Ty has that intense, you are not petting me look.I had a conference call with a company in South Africa at 0430 this morning. Then i said to hell with it and loaded up a boat to try a new fishing fly.At one point I had a 2 1/2 foot long gator playing with me. He kept trying to grab the fish I was catching and chasing after them when I tossed them back. He was like a puppy.Coming back I had to push through some hyacinths and spooked a diving duck and her brood. The duckling all went straight in front of me. I stopped and watched them for a while. It was great.Nightmusic: Sorry I missed you post yesterday. I think you are too worried by the lack of Monarchs in your area.We had a very early and very hot spring. That would have started the Monarchs migration north early. If I remember right, you had a late season snow storm. That would have caused the Monarchs to settle a little further south. This year is probably an anomaly.Clare I can send you some milkweed seed if you want to try to get some Monarchs in your yard.
My "final" [hahaha, lololol] draft is out with CPs. I'll get their comments, finish, and be ready to query! Yay! This weekend I'm working on my query and ... the dreaded synopsis. Ugh. But at least I'm still on track to begin querying in September/October!It's 102 degrees here, down from 103 yesterday. I HATE summer.
Craig: thanks so much for your lovely offer of milkweed seeds! However, I already have some and sowed them back in March. The two surviving plants are growing - slooooowly - and I'm not sure a Monarch will find them this year, but fingers crossed. In the meantime, we are "overly blessed" with Cabbage Whites.
I vacuumed. And went a plundering on the high seas. I make a darn fine pirate. Probably going to be an essential worker one day soon, pirates that is.
Intern Ty is a very handsome guy! I wouldn't mind discussing essays with him either. :)Craig, I don't seem to be the only one who has seen a drastic shift in the butterfly population on a whole this year. I belong to a couple of groups and states south of us are reporting the same lack of butterflies. Today, I had my first visitation by a monarch that stayed more than a couple minutes. She's been in the yard most of the day but is gone now, or at least found a safe place for the night. I'm hoping my milkweed have eggs on a lot of them.
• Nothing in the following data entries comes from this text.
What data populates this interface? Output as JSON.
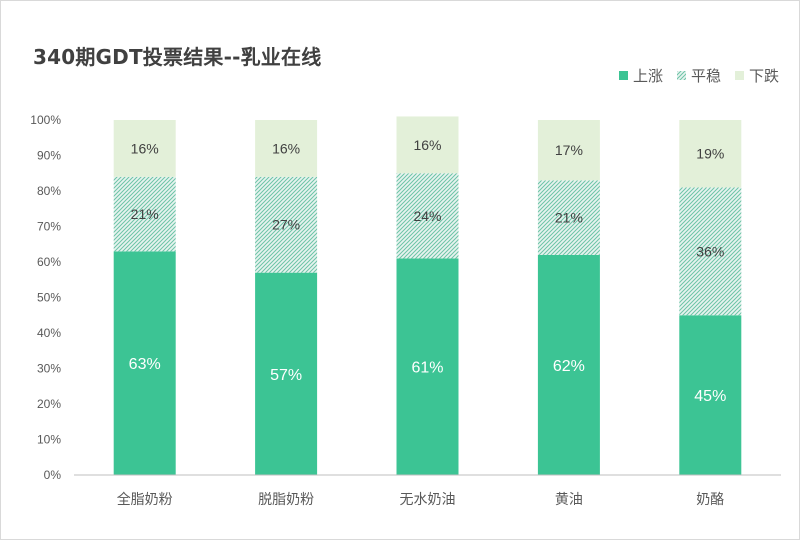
{
  "chart_data": {
    "type": "bar",
    "stacked": "percent",
    "title": "340期GDT投票结果--乳业在线",
    "categories": [
      "全脂奶粉",
      "脱脂奶粉",
      "无水奶油",
      "黄油",
      "奶酪"
    ],
    "series": [
      {
        "name": "上涨",
        "values": [
          63,
          57,
          61,
          62,
          45
        ],
        "color": "#3cc494",
        "labels": [
          "63%",
          "57%",
          "61%",
          "62%",
          "45%"
        ]
      },
      {
        "name": "平稳",
        "values": [
          21,
          27,
          24,
          21,
          36
        ],
        "color": "#9bd4c2",
        "pattern": "hatch",
        "labels": [
          "21%",
          "27%",
          "24%",
          "21%",
          "36%"
        ]
      },
      {
        "name": "下跌",
        "values": [
          16,
          16,
          16,
          17,
          19
        ],
        "color": "#e3f0d9",
        "labels": [
          "16%",
          "16%",
          "16%",
          "17%",
          "19%"
        ]
      }
    ],
    "yticks": [
      "0%",
      "10%",
      "20%",
      "30%",
      "40%",
      "50%",
      "60%",
      "70%",
      "80%",
      "90%",
      "100%"
    ],
    "ylim": [
      0,
      100
    ],
    "grid": false,
    "legend": "top-right"
  }
}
I won't look until tomorrow though in case she comes back.And like Craig, I have at least a hundred milkweed plants and will gladly send seeds to whoever would like them. Just let me know.
I went sailing. The wind sucked, but it was better than a day at work.
Manning (womanning?) the query trenches for the first time ever! I'm waiting for replies and keeping very busy so I don't think about it too much.I also wanted to leave a comment about the gorgeous and magnificent monarch yesterday, but my internet wasn't cooperating. So glad he/she survived and is winging happily about somewhere!My parents are involved in rare butterfly conservation and I have happy childhood memories of doing butterfly surveys and helping out at fundraising events. It breaks my heart a little bit more every summer when they tell me the latest survey data. The hotter climate is playing havock with the butterflies' breeding season, killing their symbiotic insect friends, frazzling their food plants and making parasites boom. And wildfires aren't helping. Did I mention the butterflies are tiny and perfect and look like fairies? It feels like magic is dying.BUT your monarch made me very happy! So thank you, Nightsmusic!
I want to hear about the pirating, E.M.! I was on a scientific cruise a few years ago, during which we had a pirate drill as prep in case someone tried to board the ship...looking for samples of the mud that accumulates on the seafloor? I think the pirates would have been very disappointed with us.
Ty looks a good, serious intern! Did general writing stuff today. Submitted some stories, finally came up with a title for one of the stories I wrote this week (I wrote two! stories! this week), some working on Run With the Hunted 3. Took the puppy for a good walk.